I’ve found nice advice from the Kaggle’s grandmaster which can be easy fitted into the Numerai competition. Original version can be found here: https://www.kaggle.com/c/home-credit-default-risk/discussion/58332. And here is my adaption for Numerai:

  1. Since we’re provided historic data, this is partly a time-series problem. This means that recent data is more relevant than old data.
  2. There’s a lot of different regimes between the eras, which means that there’s a lot of variance between folds. Try different K-fold sets to see if your model is stable, and interpret the validation score as just one more fold. It could be an outlier, so TRUST YOUR LOCAL CV!!!
  3. Many of the features we’re given and that we generate are not relevant to the target and just confuse the model.
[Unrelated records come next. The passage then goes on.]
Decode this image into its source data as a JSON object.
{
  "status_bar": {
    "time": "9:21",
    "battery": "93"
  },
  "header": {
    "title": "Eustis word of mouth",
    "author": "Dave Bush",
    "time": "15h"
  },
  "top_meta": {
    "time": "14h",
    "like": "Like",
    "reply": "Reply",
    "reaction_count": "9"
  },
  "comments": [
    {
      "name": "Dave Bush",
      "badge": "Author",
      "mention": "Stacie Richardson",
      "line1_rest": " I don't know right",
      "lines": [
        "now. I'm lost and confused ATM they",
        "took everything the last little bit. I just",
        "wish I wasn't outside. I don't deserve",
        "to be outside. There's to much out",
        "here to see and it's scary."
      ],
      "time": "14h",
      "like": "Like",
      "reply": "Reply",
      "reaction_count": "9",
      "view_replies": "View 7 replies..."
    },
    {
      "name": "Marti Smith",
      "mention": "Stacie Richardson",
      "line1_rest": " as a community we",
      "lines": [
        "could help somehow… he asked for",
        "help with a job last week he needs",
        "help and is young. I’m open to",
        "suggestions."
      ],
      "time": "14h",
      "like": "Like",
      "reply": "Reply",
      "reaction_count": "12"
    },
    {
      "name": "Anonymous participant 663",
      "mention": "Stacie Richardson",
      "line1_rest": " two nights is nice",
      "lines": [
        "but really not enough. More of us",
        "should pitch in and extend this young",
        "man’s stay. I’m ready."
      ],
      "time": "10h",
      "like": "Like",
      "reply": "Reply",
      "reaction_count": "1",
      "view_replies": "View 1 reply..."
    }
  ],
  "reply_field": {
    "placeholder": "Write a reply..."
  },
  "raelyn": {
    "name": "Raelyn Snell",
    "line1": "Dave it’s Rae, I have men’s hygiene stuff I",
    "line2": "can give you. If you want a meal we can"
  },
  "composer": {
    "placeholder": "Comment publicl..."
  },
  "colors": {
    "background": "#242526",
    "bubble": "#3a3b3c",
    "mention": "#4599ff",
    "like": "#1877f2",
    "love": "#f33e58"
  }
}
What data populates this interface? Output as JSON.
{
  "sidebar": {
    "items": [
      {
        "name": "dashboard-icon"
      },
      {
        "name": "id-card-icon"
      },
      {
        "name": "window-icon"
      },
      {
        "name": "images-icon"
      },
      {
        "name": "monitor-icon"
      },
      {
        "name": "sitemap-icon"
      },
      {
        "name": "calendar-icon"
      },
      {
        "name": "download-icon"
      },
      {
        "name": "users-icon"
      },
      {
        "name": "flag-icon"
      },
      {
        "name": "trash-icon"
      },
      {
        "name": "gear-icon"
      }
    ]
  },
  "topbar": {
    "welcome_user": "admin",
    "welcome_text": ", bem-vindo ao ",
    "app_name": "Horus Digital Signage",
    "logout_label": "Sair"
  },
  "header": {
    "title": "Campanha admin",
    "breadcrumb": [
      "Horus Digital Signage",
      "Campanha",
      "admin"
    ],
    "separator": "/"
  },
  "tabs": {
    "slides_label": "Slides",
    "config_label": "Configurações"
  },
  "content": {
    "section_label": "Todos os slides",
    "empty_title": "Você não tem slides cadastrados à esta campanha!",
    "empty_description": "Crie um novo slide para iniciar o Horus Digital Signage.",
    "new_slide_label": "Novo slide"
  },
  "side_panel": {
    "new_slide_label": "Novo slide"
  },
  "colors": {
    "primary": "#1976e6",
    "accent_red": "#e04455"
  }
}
LGB and XGB have a rich toolset to remove noisy features and regularize your models. Two of the most important for this competition are featurefraction and reglambda.
  4. As in all Kaggle competitions (and all machine learning problems, for that matter), the most important first step is to get a validation set-up that matches the test set. There’s no point in spending time on feature-engineering before your validation system is trustworthy.
  5. Have fun!

Regards,
Mark

23 Likes

@jackerparker what do you mean here by “get a validation set-up that matches the test set” ?

“Two of the most important for this competition are featurefraction and reglambda” - good suggestion. Especially the first one.